Remembering Consummate Brooklyn Novelist Paula Fox: 1923-2017
Novelist Paula Fox, who died last week at age 93, was a Brooklyn writer long before it was fashionable. She lived in the same house in Cobble Hill for decades with her third husband Martin Greenberg, who was an editor at Commentary. Would-be bourgeois life in run-down Brooklyn is the topic of Fox’s best novel, Desperate Characters (1970), which runs a short 156 pages of carved prose so exact that it shames more garrulous books.
Desperate Characters is a novel on the level of achievement of, say, The Great Gatsby, but without the lyricism and glamour of that F. Scott Fitzgerald classic. Fox wrote a handful of novels at such a high peak of invention that they are rather forbidding—you have to get used to the rarefied air of her work. Fox was a great writer, but rarely a popular one, and that’s because she was so totally lacking in cant or obvious reassurance. She told the truth as she saw it, and her point of view could be harshly unforgiving.
Fox had a difficult childhood, which she chronicled in her 2001 memoir Borrowed Finery. Her parents were Fitzgerald-like figures, a boozy writer and his high-living wife, or at least that’s the way they saw themselves. The older that Fox got the more she saw how shabby her own parents were, particularly her hateful mother. She first used her mother as a fictional figure in her novel The Widow’s Children (1976) and then really exposed her in Borrowed Finery. What Fox could not abide, and what she wrote against her whole life, was self-indulgence and falsity. And so of course the many self-indulgent and false people in this world rejected what she was trying to tell them in her books.
Fox endured poverty and bad jobs for many years, which provided the basis for her wildest and most far-ranging and underrated novel, The Western Coast (1972). There is a very romantic scene in that book where the heroine falls in love by small degrees with a man who visits her while she is suffering from a very unromantic ailment: a tapeworm. And there is a small scene of humiliation that has haunted me ever since I read it. The heroine needs money and she poses for some nude photos, and a man next to the photographer is heard saying, “Do something about the nipples.” Fox had a way of capturing a humiliating moment like that in a glancing style that simultaneously makes you feel its full impact while also taking the lofty view that “this doesn’t really matter.” How she was able to do both of these things at once is one of the mysteries of a writing talent as piercing as hers.
Fox made a living as an older woman by writing books for children, some of which proved controversial. She wouldn’t make anything easy for kids, either, and that went double when she found out late in life that the baby girl she had given up for adoption turned out to be the mother of rock star Courtney Love. Fox had only one meeting with Love, and it went very badly. The self-destructive and self-indulgent Love can be seen as an ironic emanation of everything that Fox was so against all of her life.

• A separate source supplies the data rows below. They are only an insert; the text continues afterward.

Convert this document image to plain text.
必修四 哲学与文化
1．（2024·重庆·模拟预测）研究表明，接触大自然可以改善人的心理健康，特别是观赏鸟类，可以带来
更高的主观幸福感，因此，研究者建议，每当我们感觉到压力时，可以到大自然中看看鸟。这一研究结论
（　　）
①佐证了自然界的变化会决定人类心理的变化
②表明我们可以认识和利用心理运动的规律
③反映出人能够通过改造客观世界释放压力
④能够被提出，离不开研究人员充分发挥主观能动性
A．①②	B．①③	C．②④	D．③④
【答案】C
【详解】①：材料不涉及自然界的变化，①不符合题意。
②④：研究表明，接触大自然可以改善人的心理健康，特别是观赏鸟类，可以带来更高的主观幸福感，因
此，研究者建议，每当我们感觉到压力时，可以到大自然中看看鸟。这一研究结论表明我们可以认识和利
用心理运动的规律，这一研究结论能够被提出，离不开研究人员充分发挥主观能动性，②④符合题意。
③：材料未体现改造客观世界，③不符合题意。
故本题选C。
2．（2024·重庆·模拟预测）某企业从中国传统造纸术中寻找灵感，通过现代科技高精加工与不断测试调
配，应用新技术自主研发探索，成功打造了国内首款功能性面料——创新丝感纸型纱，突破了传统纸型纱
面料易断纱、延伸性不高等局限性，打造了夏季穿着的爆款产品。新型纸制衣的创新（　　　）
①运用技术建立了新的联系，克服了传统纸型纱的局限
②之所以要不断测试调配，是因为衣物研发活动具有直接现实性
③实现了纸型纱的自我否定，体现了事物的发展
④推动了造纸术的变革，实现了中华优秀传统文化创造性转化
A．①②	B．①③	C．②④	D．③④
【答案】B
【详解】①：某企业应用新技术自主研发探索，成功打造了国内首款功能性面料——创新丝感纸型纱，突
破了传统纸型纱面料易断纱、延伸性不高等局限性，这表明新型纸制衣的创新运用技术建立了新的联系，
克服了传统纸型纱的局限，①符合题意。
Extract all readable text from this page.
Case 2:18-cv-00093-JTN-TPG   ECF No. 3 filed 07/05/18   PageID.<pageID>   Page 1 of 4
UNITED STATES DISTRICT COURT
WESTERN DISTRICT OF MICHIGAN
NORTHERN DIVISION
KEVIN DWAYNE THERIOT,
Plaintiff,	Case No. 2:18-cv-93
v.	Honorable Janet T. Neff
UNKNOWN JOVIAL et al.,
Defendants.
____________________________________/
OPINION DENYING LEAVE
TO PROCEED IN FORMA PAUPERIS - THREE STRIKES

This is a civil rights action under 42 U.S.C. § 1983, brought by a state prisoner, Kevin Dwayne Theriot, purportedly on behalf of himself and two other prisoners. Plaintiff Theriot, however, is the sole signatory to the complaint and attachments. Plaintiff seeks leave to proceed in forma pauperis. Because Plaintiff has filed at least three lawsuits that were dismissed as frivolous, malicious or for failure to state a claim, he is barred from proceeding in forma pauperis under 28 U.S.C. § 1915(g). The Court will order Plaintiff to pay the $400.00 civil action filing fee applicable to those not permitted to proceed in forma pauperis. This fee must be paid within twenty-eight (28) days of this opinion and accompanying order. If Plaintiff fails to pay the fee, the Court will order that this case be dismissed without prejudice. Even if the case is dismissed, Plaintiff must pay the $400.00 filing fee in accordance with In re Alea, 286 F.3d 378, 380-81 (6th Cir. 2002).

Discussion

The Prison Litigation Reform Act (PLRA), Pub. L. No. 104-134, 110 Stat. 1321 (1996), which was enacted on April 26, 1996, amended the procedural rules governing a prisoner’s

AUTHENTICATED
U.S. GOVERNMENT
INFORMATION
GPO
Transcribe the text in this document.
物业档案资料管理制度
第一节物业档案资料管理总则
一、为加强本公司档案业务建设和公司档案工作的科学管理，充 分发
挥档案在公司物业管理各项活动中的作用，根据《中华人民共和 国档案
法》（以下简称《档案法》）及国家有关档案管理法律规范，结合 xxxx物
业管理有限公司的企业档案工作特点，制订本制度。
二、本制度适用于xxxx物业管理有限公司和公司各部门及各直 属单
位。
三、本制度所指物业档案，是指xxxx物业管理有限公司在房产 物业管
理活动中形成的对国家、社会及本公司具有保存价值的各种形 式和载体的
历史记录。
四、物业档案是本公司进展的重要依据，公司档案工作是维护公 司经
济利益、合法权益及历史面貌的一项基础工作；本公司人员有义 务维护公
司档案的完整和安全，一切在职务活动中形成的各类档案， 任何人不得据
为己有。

Fox lived through the Depression and World War II, and women of that generation developed a toughness that is in short supply today. (In a 2012 New York Times interview Fox said, “There have been times in my life when I’ve not had enough food, when I was willing to eat a piece of bread with nothing on it.”) And so Fox developed into a person and an artist who preached that you have to be unflappable in life, no matter what your circumstances or whatever bad things might happen to you.
In her last book, 2011’s News from the World: Stories and Essays, Fox honed her philosophy even further down to its essence: look outside yourself. This connects back to the scene in Desperate Characters where the heroine Sophie realizes that the menace she fears from outside her brownstone is inside of her, too. Sophie has been bitten by a cat, and she fears for her health, but this is what she finally thinks about her situation: “‘God, if I am rabid, I am equal to what is outside,’ she said out loud, and felt an extraordinary relief as though, at last, she’d discovered what it was that could create a balance between the quiet, rather vacant progression of the days she spent in this house, and those portents that lit up the dark at the edge of her own existence.”
These sentences in Desperate Characters changed my life. Whenever I am in a situation that feels frightening or menacing in some way, I usually stop and think what Sophie does: “I am equal to what is outside.” The things that might harm us from the outside are already inside us, and we can use that knowledge to fight when we need to fight. What a relief that is! And so Fox’s work is not entirely hopeless, as some people thought when her books were first published.
Jonathan Franzen, a devoted fan, successfully advocated for Fox’s novels to be brought back into print in the 1990s, and so she was “discovered” at last, but somehow never in a lasting way. When I think of Fox, I link her to James Salter, another very neglected writer who published a handful of beautifully judged books that never quite got him the acclaim he deserved. Both Fox and Salter lived a long time, and they were known as “writer’s writers” who were admired but never sold many books. Literary fashions come and go. When some of the more puffed-up literary reputations capsize as time goes by, a writer like Fox will be waiting to be elevated to where she belongs: at the very top.